Hoover Jacob Louis, Sonderegger Morgan, Piantadosi Steven T, O'Donnell Timothy J
McGill University, Montréal, Canada.
Mila Québec AI Institute, Montréal, Canada.
Open Mind (Camb). 2023 Jul 21;7:350-391. doi: 10.1162/opmi_a_00086. eCollection 2023.

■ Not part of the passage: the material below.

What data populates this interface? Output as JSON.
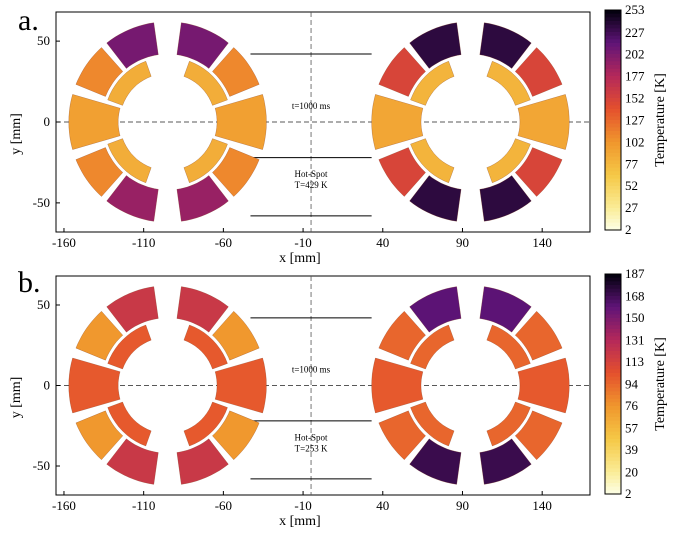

Words that are more surprising given context take longer to process. However, no incremental parsing algorithm has been shown to directly predict this phenomenon. In this work, we focus on a class of algorithms whose runtime does naturally scale in surprisal-those that involve repeatedly sampling from the prior. Our first contribution is to show that simple examples of such algorithms predict runtime to increase superlinearly with surprisal, and also predict variance in runtime to increase. These two predictions stand in contrast with literature on surprisal theory (Hale, 2001; Levy, 2008a) which assumes that the expected processing cost increases linearly with surprisal, and makes no prediction about variance. In the second part of this paper, we conduct an empirical study of the relationship between surprisal and reading time, using a collection of modern language models to estimate surprisal. We find that with better language models, reading time increases superlinearly in surprisal, and also that variance increases. These results are consistent with the predictions of sampling-based algorithms.
在给定语境下更令人惊讶的词汇需要更长时间来处理。然而,尚未有增量解析算法被证明能直接预测这一现象。在这项工作中,我们关注一类算法,其运行时自然地随意外性而扩展,即那些涉及从先验中反复采样的算法。我们的第一个贡献是表明,这类算法的简单示例预测运行时会随意外性超线性增加,并且还预测运行时的方差会增加。这两个预测与意外性理论的文献(黑尔,2001年;利维,2008年a)形成对比,后者假设预期处理成本随意外性线性增加,并且对方差没有预测。在本文的第二部分,我们使用一组现代语言模型来估计意外性,对意外性与阅读时间之间的关系进行了实证研究。我们发现,使用更好的语言模型时,阅读时间随意外性超线性增加,并且方差也增加。这些结果与基于采样的算法的预测一致。